Eludant la marche à suivre pour concrétiser les desseins de l'initiative – personne n'a dit ce que le Jura doit céder de son pouvoir, de son administration, de ses écoles ou de ses hôpitaux au Jura bernois –, les députés se sont appliqués à conjuguer élan patriotique et compatibilité de leur démarche avec les travaux de l'Assemblée interjurassienne. Cherchant avec pondération à battre en brèche les arguments de ceux qui affirment qu'Un seul Jura» signe l'arrêt de mort d'une Assemblée interjurassienne (AIJ) qui vient de se lancer dans l'étude de ce que serait un canton du Jura réunifié.
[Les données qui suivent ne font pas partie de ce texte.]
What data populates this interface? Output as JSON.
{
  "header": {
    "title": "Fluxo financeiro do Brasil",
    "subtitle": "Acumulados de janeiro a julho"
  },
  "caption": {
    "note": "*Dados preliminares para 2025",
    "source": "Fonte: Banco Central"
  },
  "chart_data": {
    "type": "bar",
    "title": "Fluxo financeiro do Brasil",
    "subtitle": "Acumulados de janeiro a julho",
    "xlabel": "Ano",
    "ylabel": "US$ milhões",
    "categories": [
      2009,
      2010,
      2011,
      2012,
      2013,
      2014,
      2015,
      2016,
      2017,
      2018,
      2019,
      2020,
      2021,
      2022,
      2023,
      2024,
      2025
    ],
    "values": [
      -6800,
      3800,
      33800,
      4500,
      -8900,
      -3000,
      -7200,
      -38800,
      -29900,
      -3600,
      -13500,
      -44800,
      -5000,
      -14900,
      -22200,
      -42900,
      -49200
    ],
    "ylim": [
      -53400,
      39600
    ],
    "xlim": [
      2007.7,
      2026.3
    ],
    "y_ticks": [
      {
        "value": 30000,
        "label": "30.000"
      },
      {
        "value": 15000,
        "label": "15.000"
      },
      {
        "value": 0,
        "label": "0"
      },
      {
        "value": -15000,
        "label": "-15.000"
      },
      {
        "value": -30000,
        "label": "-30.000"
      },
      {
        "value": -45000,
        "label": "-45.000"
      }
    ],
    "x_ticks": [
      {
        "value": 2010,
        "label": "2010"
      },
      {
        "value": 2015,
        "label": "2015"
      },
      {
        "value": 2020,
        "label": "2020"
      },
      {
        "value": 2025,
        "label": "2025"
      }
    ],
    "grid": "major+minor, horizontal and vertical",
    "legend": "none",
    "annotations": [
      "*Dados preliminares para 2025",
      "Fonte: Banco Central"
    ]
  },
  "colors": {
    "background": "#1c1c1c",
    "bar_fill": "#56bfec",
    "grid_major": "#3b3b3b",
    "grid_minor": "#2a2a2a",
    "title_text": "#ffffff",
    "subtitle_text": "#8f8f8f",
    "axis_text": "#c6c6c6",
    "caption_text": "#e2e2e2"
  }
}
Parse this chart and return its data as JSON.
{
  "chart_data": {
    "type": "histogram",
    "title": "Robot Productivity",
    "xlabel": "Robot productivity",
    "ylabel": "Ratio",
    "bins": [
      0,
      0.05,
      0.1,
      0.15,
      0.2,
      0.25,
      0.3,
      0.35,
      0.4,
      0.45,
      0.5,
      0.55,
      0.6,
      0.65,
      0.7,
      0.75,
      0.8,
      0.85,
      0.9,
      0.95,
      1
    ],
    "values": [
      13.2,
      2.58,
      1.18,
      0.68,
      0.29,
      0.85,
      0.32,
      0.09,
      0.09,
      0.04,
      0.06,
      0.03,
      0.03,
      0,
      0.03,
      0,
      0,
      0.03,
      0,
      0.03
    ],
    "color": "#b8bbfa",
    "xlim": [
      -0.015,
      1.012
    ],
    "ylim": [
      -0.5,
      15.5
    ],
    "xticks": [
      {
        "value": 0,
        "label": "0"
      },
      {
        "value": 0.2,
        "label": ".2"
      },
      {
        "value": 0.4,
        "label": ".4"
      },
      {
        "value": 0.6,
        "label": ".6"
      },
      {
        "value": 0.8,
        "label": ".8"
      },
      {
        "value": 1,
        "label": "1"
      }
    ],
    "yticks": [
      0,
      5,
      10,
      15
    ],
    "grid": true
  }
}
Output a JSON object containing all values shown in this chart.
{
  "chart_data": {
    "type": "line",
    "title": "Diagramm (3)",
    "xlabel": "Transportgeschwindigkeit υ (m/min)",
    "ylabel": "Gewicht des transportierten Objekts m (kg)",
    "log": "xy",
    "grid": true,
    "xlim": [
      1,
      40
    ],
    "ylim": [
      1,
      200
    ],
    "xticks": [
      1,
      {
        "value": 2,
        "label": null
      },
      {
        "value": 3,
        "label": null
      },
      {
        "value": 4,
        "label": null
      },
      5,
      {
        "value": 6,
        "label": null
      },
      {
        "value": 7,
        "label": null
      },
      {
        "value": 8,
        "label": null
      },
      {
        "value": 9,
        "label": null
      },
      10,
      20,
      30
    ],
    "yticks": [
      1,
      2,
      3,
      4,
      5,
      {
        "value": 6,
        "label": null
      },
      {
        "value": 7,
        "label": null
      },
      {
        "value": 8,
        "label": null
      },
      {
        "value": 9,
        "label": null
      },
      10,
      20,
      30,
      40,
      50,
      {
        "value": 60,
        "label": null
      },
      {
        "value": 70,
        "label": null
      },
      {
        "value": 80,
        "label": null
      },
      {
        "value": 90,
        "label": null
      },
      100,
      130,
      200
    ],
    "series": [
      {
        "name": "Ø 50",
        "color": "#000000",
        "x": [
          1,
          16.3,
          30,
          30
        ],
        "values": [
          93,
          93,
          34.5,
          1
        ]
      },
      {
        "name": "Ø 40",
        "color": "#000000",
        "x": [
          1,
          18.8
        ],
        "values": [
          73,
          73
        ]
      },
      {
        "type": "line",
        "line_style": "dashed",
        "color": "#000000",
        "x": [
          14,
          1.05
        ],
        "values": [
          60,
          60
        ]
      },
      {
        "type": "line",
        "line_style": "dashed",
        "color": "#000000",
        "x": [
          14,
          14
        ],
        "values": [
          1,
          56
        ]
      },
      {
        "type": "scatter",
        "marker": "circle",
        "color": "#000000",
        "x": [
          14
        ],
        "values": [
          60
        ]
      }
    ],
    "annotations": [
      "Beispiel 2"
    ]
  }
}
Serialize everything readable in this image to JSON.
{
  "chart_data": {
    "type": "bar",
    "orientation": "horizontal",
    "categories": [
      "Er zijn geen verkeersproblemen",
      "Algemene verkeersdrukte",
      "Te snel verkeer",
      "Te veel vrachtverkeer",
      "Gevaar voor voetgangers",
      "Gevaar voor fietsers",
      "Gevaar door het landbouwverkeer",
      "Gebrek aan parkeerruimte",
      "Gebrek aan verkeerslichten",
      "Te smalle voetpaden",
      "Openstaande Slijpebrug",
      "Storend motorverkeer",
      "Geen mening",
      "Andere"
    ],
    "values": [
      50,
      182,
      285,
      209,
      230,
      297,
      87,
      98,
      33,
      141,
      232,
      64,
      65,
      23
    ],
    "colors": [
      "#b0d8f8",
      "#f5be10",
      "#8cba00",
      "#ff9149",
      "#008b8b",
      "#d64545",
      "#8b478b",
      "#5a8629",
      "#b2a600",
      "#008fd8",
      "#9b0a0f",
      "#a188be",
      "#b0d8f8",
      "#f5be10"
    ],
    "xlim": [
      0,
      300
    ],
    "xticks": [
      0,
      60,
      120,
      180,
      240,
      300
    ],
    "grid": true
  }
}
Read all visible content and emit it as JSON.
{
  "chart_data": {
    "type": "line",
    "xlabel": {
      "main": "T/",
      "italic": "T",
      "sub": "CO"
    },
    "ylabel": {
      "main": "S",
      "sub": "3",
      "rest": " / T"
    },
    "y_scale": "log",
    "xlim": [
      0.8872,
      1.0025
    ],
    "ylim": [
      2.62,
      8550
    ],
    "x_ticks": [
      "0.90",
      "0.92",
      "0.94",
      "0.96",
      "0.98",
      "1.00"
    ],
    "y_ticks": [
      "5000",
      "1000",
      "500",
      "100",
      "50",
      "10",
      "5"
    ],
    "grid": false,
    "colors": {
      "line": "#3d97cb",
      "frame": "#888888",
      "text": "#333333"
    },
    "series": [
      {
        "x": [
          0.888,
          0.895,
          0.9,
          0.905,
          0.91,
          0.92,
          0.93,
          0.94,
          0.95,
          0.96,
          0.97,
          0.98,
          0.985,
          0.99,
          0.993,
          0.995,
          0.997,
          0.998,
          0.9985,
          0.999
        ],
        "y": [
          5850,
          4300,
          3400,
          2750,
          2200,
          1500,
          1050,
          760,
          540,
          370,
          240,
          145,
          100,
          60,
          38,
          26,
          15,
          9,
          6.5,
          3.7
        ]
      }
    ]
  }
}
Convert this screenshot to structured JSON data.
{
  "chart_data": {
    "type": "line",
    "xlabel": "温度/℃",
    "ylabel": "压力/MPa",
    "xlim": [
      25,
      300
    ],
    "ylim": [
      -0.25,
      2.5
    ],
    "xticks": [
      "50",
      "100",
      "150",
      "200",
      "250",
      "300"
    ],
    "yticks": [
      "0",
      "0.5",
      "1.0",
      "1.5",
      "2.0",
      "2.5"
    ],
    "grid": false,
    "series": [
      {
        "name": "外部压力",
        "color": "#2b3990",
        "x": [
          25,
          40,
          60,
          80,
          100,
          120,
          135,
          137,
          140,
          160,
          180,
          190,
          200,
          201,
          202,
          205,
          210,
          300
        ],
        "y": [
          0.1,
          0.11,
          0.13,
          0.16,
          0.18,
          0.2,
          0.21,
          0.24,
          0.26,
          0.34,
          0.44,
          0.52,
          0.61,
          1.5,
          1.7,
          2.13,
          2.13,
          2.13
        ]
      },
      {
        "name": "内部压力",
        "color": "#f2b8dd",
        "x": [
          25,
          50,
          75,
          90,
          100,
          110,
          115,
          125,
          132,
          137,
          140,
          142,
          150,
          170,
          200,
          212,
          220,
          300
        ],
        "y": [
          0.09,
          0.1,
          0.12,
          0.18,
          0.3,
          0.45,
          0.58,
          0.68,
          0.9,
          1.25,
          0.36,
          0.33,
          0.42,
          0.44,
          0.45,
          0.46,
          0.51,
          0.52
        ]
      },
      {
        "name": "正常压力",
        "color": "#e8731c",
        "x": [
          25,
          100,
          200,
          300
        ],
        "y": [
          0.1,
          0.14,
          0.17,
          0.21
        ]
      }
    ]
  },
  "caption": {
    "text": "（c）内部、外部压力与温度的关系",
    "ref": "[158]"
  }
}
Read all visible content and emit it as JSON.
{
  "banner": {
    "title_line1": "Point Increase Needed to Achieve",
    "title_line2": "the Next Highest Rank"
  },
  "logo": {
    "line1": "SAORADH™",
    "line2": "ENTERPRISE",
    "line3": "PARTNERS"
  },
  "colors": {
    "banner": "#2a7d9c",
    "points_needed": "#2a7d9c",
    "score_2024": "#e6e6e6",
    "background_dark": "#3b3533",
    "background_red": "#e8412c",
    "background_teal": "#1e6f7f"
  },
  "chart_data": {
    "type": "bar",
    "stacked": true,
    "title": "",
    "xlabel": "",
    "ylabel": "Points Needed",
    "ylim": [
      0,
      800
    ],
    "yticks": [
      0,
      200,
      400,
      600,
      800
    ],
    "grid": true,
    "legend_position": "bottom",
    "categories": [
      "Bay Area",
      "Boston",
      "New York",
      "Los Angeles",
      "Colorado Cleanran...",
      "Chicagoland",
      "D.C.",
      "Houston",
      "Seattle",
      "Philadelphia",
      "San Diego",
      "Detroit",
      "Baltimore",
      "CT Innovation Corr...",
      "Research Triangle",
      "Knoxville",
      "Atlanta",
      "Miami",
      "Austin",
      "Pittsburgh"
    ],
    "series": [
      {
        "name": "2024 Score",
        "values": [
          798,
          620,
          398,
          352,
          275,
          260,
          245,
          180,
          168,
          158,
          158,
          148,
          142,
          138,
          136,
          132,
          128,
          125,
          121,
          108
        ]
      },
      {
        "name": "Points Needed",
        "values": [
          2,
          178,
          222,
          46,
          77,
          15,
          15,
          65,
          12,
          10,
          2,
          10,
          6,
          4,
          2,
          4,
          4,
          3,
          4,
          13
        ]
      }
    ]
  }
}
Et qui promet de rendre sa copie à fin 2006, en même temps que l'offre jurassienne.

«L'initiative est un aiguillon et non une menace pour l'AIJ», nuance la socialiste Agnès Veya. «L'offre jurassienne sera adressée en priorité à l'AIJ, renchérit le président du comité d'initiative, Pierre-André Comte. Elle est respectueuse des droits démocratiques et assure une alternative à un éventuel échec des travaux de l'AIJ.» «C'est par elle (ndlr: l'AIJ) que la solution au conflit jurassien sera trouvée», insiste le démocrate-chrétien François-Xavier Boillat, qui souhaite que la réalisation de l'initiative soit sous-traitée à l'AIJ. Ancien membre de l'Interjurassienne, le radical Jean-Michel Conti roule aussi pour l'initiative, «avec cœur et raison».

Le ministre Jean-François Roth s'est trouvé bien isolé pour préconiser le rejet du texte, «car on s'expose à des risques juridiques et c'est le devoir d'un gouvernement de vous y rendre attentifs». Et parce qu'à ses yeux, «Un seul Jura», qui préconise une offre unilatérale du Jura, rompt avec la logique de dialogue», estimant que, pour avoir une chance de convaincre une majorité dans le Jura bernois, le projet de réunification «a besoin, dès le départ, d'un large consensus». Et de lancer aux députés, avec agacement: «Voulez-vous faire la réunification seuls ou avec eux?», parlant des Jurassiens bernois, qui perçoivent l'initiative comme «un geste inamical». Et Jean-François Roth d'appuyer: «Je suis frappé de la profonde méconnaissance qu'on a ici des aspirations des populations du Jura bernois dont vous faites peu de cas.»

L'appel à «dépasser le caractère émotionnel» du ministre n'a rien changé: poussés par le MAJ, le Bélier et l'ambiance particulière dégagée par un public acquis à la cause d'«Un seul Jura», les députés ont voté, presque comme un seul homme, une initiative «qui n'impose rien, mais propose une offre et démontre notre disponibilité», selon le chrétien-social Michel Jobin.